SearchAD: Large-Scale Rare Image Retrieval Dataset for Autonomous Driving¶

Conference: CVPR 2026 arXiv: 2604.08008 Code: https://github.com/iis-esslingen/searchad_devkit Area: Autonomous Driving / Dataset Keywords: Rare image retrieval, autonomous driving, long-tail distribution, semantic retrieval, dataset benchmark

TL;DR¶

SearchAD introduces the first large-scale rare image retrieval dataset for autonomous driving, comprising 420K+ frames, 510K+ annotated bounding boxes, and 90 rare categories. It supports both text-to-image and image-to-image retrieval, and through comprehensive evaluation reveals the deficiencies of current multimodal retrieval models in retrieving rare objects.

Background & Motivation¶

Background: The safety of autonomous driving (AD) systems critically depends on the ability to handle rare and safety-critical scenarios.
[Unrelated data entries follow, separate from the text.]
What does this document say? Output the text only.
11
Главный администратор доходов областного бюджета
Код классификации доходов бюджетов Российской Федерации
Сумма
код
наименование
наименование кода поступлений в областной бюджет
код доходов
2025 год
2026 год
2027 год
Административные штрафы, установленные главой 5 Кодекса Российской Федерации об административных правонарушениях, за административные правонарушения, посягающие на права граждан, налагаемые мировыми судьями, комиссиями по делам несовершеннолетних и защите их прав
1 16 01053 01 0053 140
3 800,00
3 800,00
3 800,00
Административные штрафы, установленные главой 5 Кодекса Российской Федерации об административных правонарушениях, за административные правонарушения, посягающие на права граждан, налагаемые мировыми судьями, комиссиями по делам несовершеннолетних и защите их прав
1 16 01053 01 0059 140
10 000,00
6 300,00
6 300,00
As dataset scales continue to grow (now reaching millions of frames), the key challenge has shifted from "collecting more data" to "efficiently retrieving the most relevant samples."
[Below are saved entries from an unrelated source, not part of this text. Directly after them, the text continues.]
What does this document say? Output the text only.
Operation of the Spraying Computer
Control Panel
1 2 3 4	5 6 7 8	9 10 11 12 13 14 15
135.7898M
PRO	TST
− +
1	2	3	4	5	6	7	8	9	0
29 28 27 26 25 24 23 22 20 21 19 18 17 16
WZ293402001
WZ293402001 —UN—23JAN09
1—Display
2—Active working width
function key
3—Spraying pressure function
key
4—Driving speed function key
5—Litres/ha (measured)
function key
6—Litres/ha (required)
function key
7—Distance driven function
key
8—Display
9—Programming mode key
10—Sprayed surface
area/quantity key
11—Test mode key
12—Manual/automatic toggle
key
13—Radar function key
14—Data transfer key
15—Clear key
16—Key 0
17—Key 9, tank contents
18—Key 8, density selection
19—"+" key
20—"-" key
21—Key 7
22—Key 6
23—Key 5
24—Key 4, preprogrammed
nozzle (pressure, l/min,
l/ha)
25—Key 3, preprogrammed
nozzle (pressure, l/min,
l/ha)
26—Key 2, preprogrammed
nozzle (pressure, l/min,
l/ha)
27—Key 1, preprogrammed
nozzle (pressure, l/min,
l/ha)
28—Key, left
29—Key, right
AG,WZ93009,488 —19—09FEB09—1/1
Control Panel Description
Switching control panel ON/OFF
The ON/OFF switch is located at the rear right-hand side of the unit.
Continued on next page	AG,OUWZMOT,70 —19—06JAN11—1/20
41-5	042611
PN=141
Limitations of Prior Work: (1) Existing AD datasets focus primarily on common categories (vehicles, pedestrians, cyclists, etc.) with minimal coverage of rare objects such as pedestrians with crutches, animals, and abnormal road markings; (2) existing image retrieval benchmarks are designed for instance-level retrieval (different viewpoints of the same object) rather than the semantic-level retrieval required in AD (finding images containing a specific rare category); (3) no unified large-scale benchmark exists to evaluate and advance retrieval techniques for rare driving scenarios.
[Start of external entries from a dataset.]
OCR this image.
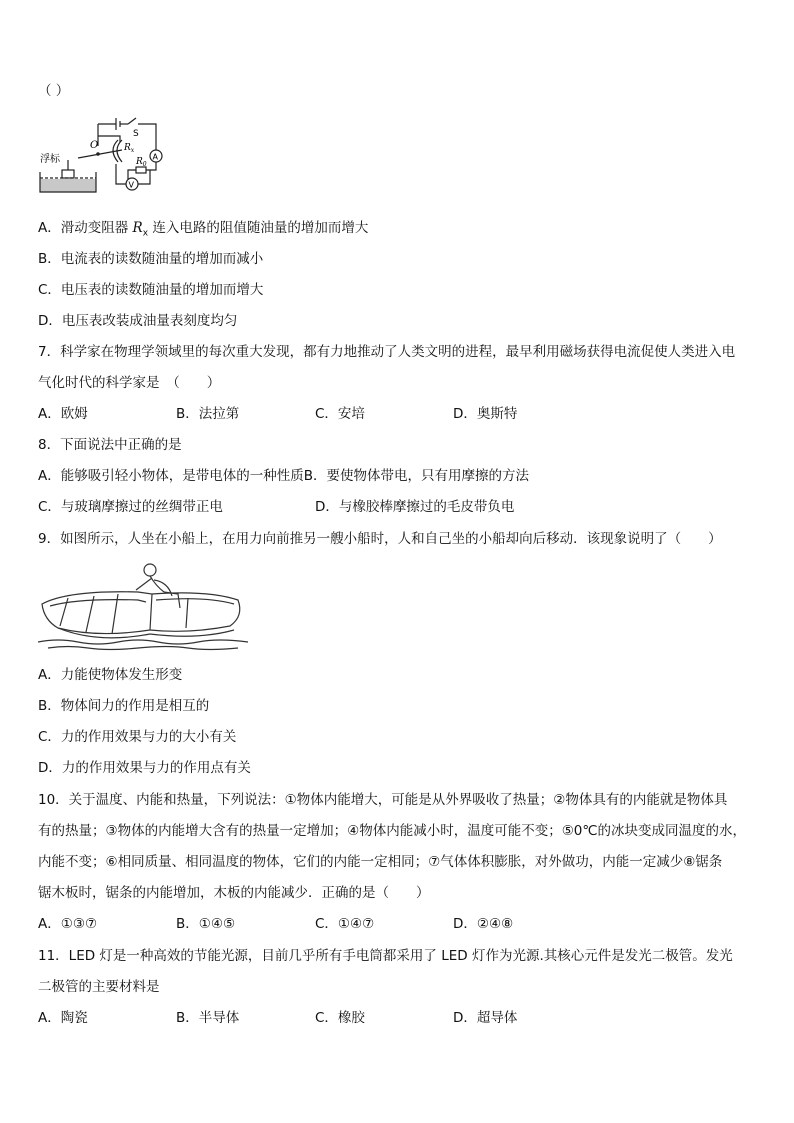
（ ）
浮标
O
S
A
V
$R_x$
$R_0$
A．滑动变阻器 $R_x$ 连入电路的阻值随油量的增加而增大
B．电流表的读数随油量的增加而减小
C．电压表的读数随油量的增加而增大
D．电压表改装成油量表刻度均匀
7．科学家在物理学领域里的每次重大发现，都有力地推动了人类文明的进程，最早利用磁场获得电流促使人类进入电
气化时代的科学家是　（　　）
A．欧姆	B．法拉第	C．安培	D．奥斯特
8．下面说法中正确的是
A．能够吸引轻小物体，是带电体的一种性质B．要使物体带电，只有用摩擦的方法
C．与玻璃摩擦过的丝绸带正电	D．与橡胶棒摩擦过的毛皮带负电
9．如图所示，人坐在小船上，在用力向前推另一艘小船时，人和自己坐的小船却向后移动．该现象说明了（　　）
A．力能使物体发生形变
B．物体间力的作用是相互的
C．力的作用效果与力的大小有关
D．力的作用效果与力的作用点有关
10．关于温度、内能和热量，下列说法：①物体内能增大，可能是从外界吸收了热量；②物体具有的内能就是物体具
有的热量；③物体的内能增大含有的热量一定增加；④物体内能减小时，温度可能不变；⑤0℃的冰块变成同温度的水，
内能不变；⑥相同质量、相同温度的物体，它们的内能一定相同；⑦气体体积膨胀，对外做功，内能一定减少⑧锯条
锯木板时，锯条的内能增加，木板的内能减少．正确的是（　　）
A．①③⑦	B．①④⑤	C．①④⑦	D．②④⑧
11．LED 灯是一种高效的节能光源，目前几乎所有手电筒都采用了 LED 灯作为光源.其核心元件是发光二极管。发光
二极管的主要材料是
A．陶瓷	B．半导体	C．橡胶	D．超导体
Key Challenge: Rare safety-critical scenarios occur at extremely low frequencies (a "needle-in-a-haystack" problem), yet they are crucial to the safety of AD systems. Existing methods have not been specifically evaluated for retrieval capability under such extreme long-tail distributions.

Goal: To construct the first large-scale dataset and benchmark focused on rare object/scene retrieval in autonomous driving scenarios, filling a critical gap in the field.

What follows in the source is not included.